Termina su café y tira el vasito en el tacho de basura. Se siente libre y fuerte y hasta feliz. Se sienta junto al juez, que espera sus declaraciones. Lo mira con desafío y se pregunta si la considera una mujer hermosa. Pide un cigarrillo y se acomoda el pelo. Lo mira entornando los ojos: él baja la vista y le pregunta a qué hora había encontrado con los muertos.
- Alrededor de las cuatro y cuarto de la tarde. Venía conduciendo a velocidad normal por la ruta 93, y a la altura de este cruce algo me llamó la atención...
El secretario escribe con rapidez y atención, y ella espacía sus palabras, para darle tiempo a recogerlas completas.
ÚLTIMA CARTA
Una historia persiste en mi cabeza. Pero ¿cómo escribirla? ¿Cómo elegir, como quien selecciona frutas en la verdulería, las palabras adecuadas para contar? Y en el caso de encontrar tales palabras, ¿qué orden darles, cómo empezar, dónde poner el fin?

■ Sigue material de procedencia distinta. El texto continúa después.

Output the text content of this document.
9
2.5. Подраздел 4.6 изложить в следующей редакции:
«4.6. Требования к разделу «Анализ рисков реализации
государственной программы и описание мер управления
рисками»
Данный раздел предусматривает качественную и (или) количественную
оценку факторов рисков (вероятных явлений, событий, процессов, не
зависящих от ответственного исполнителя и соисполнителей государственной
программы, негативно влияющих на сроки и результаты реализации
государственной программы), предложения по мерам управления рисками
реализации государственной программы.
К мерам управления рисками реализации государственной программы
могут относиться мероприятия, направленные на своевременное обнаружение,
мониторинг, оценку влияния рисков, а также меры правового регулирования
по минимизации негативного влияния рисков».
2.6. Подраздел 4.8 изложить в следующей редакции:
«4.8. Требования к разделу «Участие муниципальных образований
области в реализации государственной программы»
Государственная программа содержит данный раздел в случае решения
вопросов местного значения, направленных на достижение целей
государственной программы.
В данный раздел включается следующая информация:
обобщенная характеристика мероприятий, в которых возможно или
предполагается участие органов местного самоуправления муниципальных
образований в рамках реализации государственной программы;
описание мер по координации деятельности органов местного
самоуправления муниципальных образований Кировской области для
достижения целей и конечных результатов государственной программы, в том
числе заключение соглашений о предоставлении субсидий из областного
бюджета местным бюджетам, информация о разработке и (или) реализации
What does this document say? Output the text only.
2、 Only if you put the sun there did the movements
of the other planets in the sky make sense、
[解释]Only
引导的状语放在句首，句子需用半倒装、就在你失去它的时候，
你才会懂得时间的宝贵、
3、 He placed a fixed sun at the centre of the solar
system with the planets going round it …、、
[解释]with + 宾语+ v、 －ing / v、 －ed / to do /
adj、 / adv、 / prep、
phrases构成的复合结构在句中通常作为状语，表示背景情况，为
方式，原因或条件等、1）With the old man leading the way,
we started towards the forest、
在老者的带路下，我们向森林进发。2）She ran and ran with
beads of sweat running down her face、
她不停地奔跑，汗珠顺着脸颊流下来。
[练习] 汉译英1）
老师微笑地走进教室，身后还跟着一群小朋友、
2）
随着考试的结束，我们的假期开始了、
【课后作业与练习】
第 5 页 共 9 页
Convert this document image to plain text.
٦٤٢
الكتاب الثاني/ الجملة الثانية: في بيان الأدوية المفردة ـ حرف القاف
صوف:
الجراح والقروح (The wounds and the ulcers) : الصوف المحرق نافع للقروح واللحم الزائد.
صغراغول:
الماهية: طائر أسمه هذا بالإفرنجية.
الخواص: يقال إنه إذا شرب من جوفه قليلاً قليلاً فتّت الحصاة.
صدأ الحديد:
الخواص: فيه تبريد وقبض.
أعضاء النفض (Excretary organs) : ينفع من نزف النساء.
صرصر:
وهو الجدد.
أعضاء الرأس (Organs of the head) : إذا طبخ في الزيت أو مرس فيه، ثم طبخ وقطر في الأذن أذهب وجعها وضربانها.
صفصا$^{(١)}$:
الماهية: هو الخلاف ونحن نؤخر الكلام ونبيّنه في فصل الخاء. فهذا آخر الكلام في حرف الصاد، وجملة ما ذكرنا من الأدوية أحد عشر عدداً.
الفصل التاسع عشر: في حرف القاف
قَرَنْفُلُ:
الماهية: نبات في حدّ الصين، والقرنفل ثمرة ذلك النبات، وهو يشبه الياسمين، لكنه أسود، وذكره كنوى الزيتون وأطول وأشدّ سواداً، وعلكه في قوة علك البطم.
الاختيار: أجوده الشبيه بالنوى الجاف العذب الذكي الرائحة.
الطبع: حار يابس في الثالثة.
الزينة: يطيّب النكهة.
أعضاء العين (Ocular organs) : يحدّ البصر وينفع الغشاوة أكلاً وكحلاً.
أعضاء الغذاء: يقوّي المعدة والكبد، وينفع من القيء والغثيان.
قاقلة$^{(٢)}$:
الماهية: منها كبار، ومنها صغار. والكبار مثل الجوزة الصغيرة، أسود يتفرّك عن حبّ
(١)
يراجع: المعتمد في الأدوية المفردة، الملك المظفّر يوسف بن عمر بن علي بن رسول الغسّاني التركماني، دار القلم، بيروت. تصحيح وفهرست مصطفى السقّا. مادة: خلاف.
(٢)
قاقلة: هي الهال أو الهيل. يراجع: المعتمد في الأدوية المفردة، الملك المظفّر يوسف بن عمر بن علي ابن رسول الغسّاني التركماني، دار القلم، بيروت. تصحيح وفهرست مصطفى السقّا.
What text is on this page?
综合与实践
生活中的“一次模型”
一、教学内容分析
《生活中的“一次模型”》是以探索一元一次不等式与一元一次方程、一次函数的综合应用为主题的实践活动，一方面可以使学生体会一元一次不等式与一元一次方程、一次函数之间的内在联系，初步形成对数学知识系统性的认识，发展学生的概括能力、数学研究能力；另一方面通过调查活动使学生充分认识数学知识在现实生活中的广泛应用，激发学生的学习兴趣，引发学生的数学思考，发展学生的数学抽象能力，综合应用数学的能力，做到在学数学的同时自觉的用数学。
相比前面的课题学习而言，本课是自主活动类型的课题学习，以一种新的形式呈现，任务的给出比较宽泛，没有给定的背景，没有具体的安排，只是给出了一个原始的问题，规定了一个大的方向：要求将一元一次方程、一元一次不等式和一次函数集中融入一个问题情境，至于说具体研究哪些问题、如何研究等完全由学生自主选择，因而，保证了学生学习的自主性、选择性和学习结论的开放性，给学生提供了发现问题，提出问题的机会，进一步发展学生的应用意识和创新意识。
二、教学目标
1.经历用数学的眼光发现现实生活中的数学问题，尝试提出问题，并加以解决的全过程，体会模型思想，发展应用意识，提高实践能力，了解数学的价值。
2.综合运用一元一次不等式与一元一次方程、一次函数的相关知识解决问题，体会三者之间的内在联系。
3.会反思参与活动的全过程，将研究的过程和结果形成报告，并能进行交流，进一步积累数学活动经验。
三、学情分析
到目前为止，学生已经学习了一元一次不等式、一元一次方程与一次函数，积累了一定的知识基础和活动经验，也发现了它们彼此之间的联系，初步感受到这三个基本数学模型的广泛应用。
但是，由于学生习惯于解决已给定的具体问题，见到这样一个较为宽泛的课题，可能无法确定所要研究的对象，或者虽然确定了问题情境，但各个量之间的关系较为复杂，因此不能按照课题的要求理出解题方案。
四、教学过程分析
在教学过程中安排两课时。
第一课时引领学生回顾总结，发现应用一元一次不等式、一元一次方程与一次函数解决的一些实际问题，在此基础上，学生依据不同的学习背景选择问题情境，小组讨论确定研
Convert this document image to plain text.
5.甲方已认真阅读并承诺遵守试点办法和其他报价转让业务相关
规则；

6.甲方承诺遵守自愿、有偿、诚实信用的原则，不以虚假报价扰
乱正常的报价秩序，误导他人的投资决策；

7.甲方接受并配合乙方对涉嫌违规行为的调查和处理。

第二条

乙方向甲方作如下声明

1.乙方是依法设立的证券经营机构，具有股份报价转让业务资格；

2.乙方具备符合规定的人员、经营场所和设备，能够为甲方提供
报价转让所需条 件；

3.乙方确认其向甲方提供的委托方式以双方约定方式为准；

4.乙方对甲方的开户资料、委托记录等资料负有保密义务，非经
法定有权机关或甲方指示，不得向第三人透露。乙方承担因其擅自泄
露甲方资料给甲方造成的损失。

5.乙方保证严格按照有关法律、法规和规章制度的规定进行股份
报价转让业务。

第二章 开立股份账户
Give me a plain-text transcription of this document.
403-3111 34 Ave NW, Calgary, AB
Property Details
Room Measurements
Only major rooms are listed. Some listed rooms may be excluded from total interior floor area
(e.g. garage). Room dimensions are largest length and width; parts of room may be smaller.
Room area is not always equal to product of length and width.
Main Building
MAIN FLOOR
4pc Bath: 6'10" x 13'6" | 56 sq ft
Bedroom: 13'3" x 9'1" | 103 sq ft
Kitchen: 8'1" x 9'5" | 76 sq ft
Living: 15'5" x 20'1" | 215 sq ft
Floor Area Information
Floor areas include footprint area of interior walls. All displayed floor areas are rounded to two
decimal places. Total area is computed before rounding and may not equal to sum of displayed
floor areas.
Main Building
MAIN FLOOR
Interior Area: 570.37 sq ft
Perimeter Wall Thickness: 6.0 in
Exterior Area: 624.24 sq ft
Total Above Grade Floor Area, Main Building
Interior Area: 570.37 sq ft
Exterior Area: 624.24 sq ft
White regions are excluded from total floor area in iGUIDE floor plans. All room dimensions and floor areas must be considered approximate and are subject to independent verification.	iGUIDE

Apelo a mi último recurso: escribirla para ti, hacer de cuenta que es un simple pretexto para acercarte, un arma más en la ardua tarea de la seducción.
El comienzo fue la anécdota, con principio y fin. Dos hombres visitan a una mujer a la que ambos aman. Ella no se decide por uno ( su moral le impide quedarse con los dos) y los tres envejecen. Todos en el pueblo conocen la historia, la conversan, la adivinan.
La historia así contada, como si fuese un documental o una crónica periodística, resulta vacía, desprovista tanto de señales explicativas como de misterios. Nadie habla, siente o piensa. Solo yo veo qué hacen, dónde van, quién los mira.
Creí encontrar la solución: analizar, como si fuera un asunto probabilístico, lo que ocurriría si uno de los amantes claudicara, si dos de los tres, si los tres. Resultó una enumeración demasiado ordenada, y los siete casos posibles hacían el relato largo y aburrido.
Hay más alternativas. Una es seguir a uno de los hombres mientras camina, al mediodía, hacia la casa de su amada. Me lo imagino flaco, vestido de negro ( como los villanos en las películas de vaqueros) con las manos húmedas, sucio y pobre. Mientras camina, mira la espalda del otro, que guía sus pasos, y escucha su conversación tranquila y amable. Carga una pequeña valija de cartón atada con una cuerda. Siente un vago deseo de darse vuelta, de alejarse de ese pueblo lleno de polvo, de detenerse en alguna parte y quitarse las botas. Pero no lo hace, y cuando se pregunta las causas de su inacción, sin sobresaltos ni pesares, advierte que su amor no existe. Lo admite con la resignación aburrida de quien opta por reconocer lo que desde hace mucho tiempo alguien le repite día tras día. Cierto pudor le acude cuando recuerda que ese amor- que tan ridículo, vergonzante le parece ahora que advierte la forma en que lo miran los otros- es su única carta de presentación ante el mundo, lo que otorga validez a su pobre suceder sin gloria, y lo distingue de los demás.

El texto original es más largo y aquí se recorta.